The Senate Homeland Security Committee is scheduled to hold hearings today on companies that have provided Tehran with financial resources for its illicit nuclear program.
These hearings aim to build on steps already taken by Congress to find a nonmilitary means to thwart Iran's nuclear quest. Indeed, legislators are in conference to iron out the most comprehensive Iran sanctions legislation in 14 years.
But a loophole may allow companies doing business in Iran's oil and natural gas sectors to evade stronger measures.
The proposed legislation, known as the Iran Refined Petroleum Sanctions Act, targets Iran's economic Achilles' heel — the regime's need to import an estimated 30 percent to 40 percent of Iran's gasoline from foreign companies.
Tehran lacks adequate refinery capacity to produce enough gasoline itself. Congress seems ready to exploit this shortfall.

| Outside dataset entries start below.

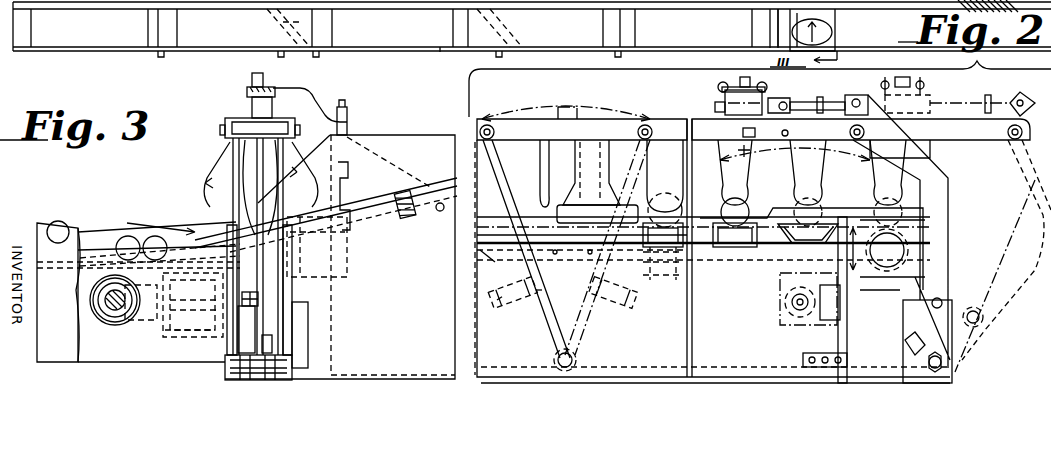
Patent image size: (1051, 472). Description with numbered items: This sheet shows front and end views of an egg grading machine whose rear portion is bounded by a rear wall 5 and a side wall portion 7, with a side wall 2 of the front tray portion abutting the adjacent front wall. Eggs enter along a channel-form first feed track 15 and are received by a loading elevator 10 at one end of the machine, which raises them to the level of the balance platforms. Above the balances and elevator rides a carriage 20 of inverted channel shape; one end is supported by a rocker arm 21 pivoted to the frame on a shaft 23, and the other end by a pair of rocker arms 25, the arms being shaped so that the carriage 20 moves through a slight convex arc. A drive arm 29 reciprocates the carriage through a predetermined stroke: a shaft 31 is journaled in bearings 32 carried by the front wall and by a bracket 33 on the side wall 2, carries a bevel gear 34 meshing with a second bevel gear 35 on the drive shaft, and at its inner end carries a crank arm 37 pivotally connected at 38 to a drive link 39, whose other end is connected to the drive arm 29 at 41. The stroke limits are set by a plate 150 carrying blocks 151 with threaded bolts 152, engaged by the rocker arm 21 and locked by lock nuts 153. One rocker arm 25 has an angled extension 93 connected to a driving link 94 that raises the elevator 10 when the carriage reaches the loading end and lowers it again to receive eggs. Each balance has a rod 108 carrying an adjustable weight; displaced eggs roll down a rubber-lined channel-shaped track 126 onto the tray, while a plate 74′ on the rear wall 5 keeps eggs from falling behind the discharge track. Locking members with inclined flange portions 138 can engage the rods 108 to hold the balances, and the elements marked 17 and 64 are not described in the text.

In FIG. 2, the side wall 2 is at (849, 289).
In FIG. 3, the side wall 2 is at (37, 345).
In FIG. 3, the rear wall 5 is at (333, 320).
In FIG. 3, the side wall portion 7 is at (390, 137).
In FIG. 2, the loading elevator 10 is at (912, 243).
In FIG. 2, the first feed track 15 is at (836, 36).
In FIG. 3, the first feed track 15 is at (95, 232).
In FIG. 2, the section marker 17 is at (456, 73).
In FIG. 2, the carriage 20 is at (664, 119).
In FIG. 2, the rocker arm 21 is at (527, 200).
In FIG. 2, the shaft 23 is at (575, 358).
In FIG. 2, the rocker arms 25 is at (949, 212).
In FIG. 3, the rocker arms 25 is at (278, 343).
In FIG. 2, the drive arm 29 is at (1030, 158).
In FIG. 3, the shaft 31 is at (193, 305).
In FIG. 3, the bearings 32 is at (172, 331).
In FIG. 3, the bracket 33 is at (195, 312).
In FIG. 3, the bevel gear 34 is at (135, 322).
In FIG. 3, the second bevel gear 35 is at (112, 322).
In FIG. 2, the crank arm 37 is at (765, 312).
In FIG. 2, the pivotal connection 38 is at (778, 302).
In FIG. 2, the drive link 39 is at (937, 300).
In FIG. 2, the pivotal connection 41 is at (982, 318).
In FIG. 2, the gripper finger 64 is at (580, 173).
In FIG. 2, the plate 74′ is at (597, 217).
In FIG. 2, the extension 93 is at (932, 347).
In FIG. 2, the driving link 94 is at (850, 338).
In FIG. 3, the rod 108 is at (378, 224).
In FIG. 2, the channel-shaped track 126 is at (665, 262).
In FIG. 3, the inclined flange portions 138 is at (365, 215).
In FIG. 2, the plate 150 is at (538, 300).
In FIG. 2, the blocks 151 is at (518, 287).
In FIG. 2, the bolts 152 is at (603, 295).
In FIG. 2, the lock nuts 153 is at (503, 303).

The proposed bill would extend an earlier act, giving the president authority to sanction foreign companies involved in Iran's refined petroleum trade, including suppliers, insurers, banks, shippers, investors and providers of technology, support and information.
As written, however, both the new law and the current legislation have a gaping loophole.
While the House and Senate versions of IRPSA target the entire supply chain for gasoline, and the earlier law prohibits investment in Iranian natural gas and oil projects, neither addresses the supply of critical technology, services, support and specialized information required for these energy projects.
This is a major oversight — and a missed opportunity.
Iran's energy sector is the regime's lifeblood. Tehran is the world's fourth-largest producer of crude oil. Oil export revenues represent more than 24 percent of Iran's gross domestic product, according to Government Accountability Office estimates, and from 50 percent to 75 percent of government revenues.
Iran's natural gas reserves, some 981 trillion cubic feet, are the world's second largest after Russia's. Oil already gives Iran enormous international leverage. Once it becomes a major natural gas exporter, Iran will have exponentially more influence.
As international pressure on its gasoline trade has increased, Tehran has responded with "energy independence" countermeasures to leverage its natural gas and oil wealth against the threat of sanctions.
This effort, launched during the past five years, reportedly includes a range of projects — from running most vehicles with compressed natural gas to a sweeping mandate for all new cars to be "flex fuel." There is one overriding objective: to ensure that gasoline sanctions, when they materialize, have considerably less bite.
But today, thankfully, Iran's plans remain mostly notional. Government mismanagement, coupled with international pressure on foreign companies, so far shows clear signs of slowing Iran's efforts to "sanctionproof" its economy. Though it is clear that Tehran is working toward this goal.
To do so, however, it needs help. Natural gas projects are complex endeavors, requiring specialized, sophisticated technology and services to enable the compression or liquefaction of natural gas.
Iran now lacks the technology and scientific expertise to harness its gas reserves and has turned to its international trading partners for help. The principal culprits here are not the usual suspects, Russia and China, but U.S. allies in Europe.
Indeed, according to informed estimates, about 60 percent of the technology used by Iran to exploit its natural gas sector comes from one European nation: Germany. Other critical assistance comes from countries such as France and Holland.
Iran's oil development is also dependent on foreign technology, services, support and specialized oil information. Right now, companies providing these products or services to the Iranian oil industry are free to do so as long as they don't make investments of more than $20 million per year and don't provide anything used to refine the oil.
This legislative hole is wide enough for companies to drive an oil tanker through.
Congress has the power to plug this hole for both natural gas and oil. Lawmakers must use the opportunity in the coming conference negotiations to produce a consolidated bill for President Barack Obama's signature that expands the act's language to cover oil and natural gas technology, as well as the services, support and specialized energy information that Iran needs from foreign suppliers to fully exploit its energy wealth.
Congress needs to amend the current legislation to punish firms for sales of goods, services and technology that assist Iran in developing and maintaining its oil and natural gas infrastructure — not just those making "investments," as the current law says.
Otherwise, the energy sanctions that could be the best chance of peacefully stopping Iran's nuclear drive risk falling short of accomplishing this goal.